Growing up, Keri felt that as a black woman she could conquer the world. She had a community behind her that was always cheering on her to do her thing. Yet, she struggled with her identity as a cancer survivor and as a person with a disability. Due to her cancer, Keri has a prosthetic leg and also a loss of hearing, brought on by chemotherapy. “When I was growing up, I didn’t know that many people with disabilities,” remembering how for example there was a specific class for deaf students. “There was segregation and it wasn’t about empowerment, so I felt like that was not going to be my squad.” After witnessing the way society fears and mistreats people with disabilities like those with autism, bipolar conditions, or wheelchair users, Keri felt pressured to keep her disability on the back burner.
Growing up in East Texas meant that Keri grew up seeing people of color and Latinx receiving national coverage because of their professional successes. Diddy and Master P come to mind as role models that encouraged her to find what she was great at. Yet it was not until she was 20 years old that Keri started to see other role models, this time in the disability community. ”Through the AAPD internship program, I got to work in Nancy Pelosi’s office and I started meeting so many people with disabilities who were running their own organizations and doing important work,” she claims. That summer, Keri recognized that every piece of her identity was worth fighting for.

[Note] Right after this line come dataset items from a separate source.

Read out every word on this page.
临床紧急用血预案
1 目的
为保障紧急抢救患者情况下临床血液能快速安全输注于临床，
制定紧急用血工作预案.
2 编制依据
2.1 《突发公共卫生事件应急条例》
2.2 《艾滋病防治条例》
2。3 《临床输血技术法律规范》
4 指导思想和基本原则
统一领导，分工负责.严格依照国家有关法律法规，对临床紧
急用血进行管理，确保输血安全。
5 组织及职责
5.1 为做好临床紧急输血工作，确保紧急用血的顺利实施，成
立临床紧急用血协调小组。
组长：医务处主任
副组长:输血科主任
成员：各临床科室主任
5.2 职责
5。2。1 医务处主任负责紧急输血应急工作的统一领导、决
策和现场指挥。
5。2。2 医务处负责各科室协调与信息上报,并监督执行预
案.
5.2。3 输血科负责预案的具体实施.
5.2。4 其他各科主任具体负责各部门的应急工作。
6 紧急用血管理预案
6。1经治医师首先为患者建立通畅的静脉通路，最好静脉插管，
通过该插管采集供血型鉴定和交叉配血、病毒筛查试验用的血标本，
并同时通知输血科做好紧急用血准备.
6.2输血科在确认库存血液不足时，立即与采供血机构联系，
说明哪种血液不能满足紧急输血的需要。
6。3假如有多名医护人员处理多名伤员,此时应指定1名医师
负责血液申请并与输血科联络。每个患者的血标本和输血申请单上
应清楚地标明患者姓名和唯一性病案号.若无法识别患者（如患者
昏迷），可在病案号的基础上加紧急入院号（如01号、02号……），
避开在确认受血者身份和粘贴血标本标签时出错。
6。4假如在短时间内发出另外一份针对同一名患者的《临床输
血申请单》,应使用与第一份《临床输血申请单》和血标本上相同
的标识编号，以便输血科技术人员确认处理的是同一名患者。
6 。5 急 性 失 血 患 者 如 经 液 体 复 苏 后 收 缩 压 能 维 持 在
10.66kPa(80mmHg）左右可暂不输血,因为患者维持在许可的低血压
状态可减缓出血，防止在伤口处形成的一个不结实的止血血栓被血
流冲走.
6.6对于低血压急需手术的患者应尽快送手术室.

Now-a-days, Keri’s work focuses on pushing for an adequate level of representation for the disability community, at state and national level. Her most recent project focuses on raising awareness about the involvement of people of color in the disability rights movement. When asked about intersectional feminism, Keri believes that disabled women of color, and women with multiple marginalized intersections, experience discrimination and violence in a very unique way. “In order to bring your whole self to work, you need to believe and fight for all aspects of yourself and you need to address all the types of discrimination you may face.”